Correlational studies Flashcards
Continuous variable
A variable that can take on any value within a certain range.
For example:
Liking for football on a scale of 1-10 is continuous whereas the football team a person supports isn’t.
Intervening variable
A variable that comes between two other variables, which is used to explain the association between those two variables.
For example:
If a positive correlation is found between ice cream sales and violence this may be explained by an intervening variable - heat - which causes the increase in ice cream sales and the increase in violence.
Correlation
Determining the extent of an association between two variables.
The co-variables may not be linked at all - zero correlation.
They may both increase together - positive correlation.
As one co-variable increases, the other decreases - negative correlation.
Correlation coefficient
A number between -1 and +1 that tells us how closely the co-variables in a correlational analysis are associated.
Linear correlation
A systematic relationship between co-variables that is defined by a straight line.
Curvilinear correlation
A non-linear relationship between co-variables.
Scatter diagram
A graphical representation of the association between two sets of scores.
Significance
A statistical term indication that the research findings are sufficiently strong for us to accept the research hypothesis under test.
Difference between experiments and correlations
In an experiment the investigator deliberately changes the independent variable in order to observe the effect on the dependent variable.
Without this deliberate change no casual conclusions can be drawn.
In a correlation the variables are simply measured - no deliberate change is made.
Therefore, no conclusion can be made about one co-variable causing the other.
Correlations - advantages
Correlations have their own special value.

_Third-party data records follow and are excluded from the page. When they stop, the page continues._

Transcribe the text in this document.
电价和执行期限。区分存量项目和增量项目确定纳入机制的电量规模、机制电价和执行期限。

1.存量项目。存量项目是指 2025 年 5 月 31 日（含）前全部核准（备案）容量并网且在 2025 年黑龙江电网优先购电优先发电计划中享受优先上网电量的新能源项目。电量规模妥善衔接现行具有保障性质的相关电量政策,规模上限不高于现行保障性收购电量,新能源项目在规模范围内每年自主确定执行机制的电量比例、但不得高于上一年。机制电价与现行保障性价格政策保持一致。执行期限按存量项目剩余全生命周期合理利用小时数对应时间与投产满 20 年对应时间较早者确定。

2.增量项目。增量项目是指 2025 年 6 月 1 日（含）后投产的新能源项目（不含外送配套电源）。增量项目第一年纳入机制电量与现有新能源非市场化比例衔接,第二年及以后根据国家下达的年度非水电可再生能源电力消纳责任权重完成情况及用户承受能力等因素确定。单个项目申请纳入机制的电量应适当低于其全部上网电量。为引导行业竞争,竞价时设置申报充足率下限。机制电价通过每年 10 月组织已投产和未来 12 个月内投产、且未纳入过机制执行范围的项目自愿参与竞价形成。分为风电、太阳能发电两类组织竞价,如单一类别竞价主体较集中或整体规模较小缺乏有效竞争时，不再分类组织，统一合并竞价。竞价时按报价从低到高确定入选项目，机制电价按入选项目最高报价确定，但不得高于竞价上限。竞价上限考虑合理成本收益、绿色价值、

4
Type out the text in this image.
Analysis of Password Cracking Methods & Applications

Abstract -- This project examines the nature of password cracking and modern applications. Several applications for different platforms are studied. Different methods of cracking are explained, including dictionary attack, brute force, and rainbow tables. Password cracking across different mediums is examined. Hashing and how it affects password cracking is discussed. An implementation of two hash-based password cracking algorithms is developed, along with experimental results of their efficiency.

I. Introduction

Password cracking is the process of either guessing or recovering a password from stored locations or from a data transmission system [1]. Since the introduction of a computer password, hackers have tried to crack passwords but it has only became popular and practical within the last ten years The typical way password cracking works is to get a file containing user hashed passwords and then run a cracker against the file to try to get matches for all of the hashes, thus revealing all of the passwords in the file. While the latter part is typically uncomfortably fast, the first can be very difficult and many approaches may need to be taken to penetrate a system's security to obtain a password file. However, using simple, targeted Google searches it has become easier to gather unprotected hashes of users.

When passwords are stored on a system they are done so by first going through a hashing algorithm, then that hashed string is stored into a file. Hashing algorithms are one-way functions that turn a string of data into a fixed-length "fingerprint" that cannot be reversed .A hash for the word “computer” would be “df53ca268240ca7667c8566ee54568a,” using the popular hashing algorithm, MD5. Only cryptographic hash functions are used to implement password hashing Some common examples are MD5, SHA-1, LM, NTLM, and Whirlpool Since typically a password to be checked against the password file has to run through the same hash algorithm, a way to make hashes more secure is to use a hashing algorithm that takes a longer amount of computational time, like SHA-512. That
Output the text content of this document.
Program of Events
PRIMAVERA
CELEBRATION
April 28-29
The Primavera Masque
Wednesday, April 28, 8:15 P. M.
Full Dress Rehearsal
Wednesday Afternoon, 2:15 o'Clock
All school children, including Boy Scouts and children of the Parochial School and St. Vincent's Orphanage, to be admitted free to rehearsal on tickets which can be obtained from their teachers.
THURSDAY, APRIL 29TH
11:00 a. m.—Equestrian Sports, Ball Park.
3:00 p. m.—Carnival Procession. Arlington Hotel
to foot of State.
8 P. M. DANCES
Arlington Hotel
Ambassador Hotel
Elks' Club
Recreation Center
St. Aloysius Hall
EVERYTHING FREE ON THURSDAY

They’re used to investigate trends in data.
If a correlation is significant then further investigation is justified.
If a correlation is not significant then you can rule out a casual relationship.
As with experiments, the procedures in a correlation can usually be easily repeated again.
This means that the findings can be confirmed.
Correlations - disadvantages
People jump to casual conclusions.
This a problem because such misinterpretation of correlations may mean that people design programmes for improvement based on false premises.
As with experiments, a correlation may also lack internal / external validity.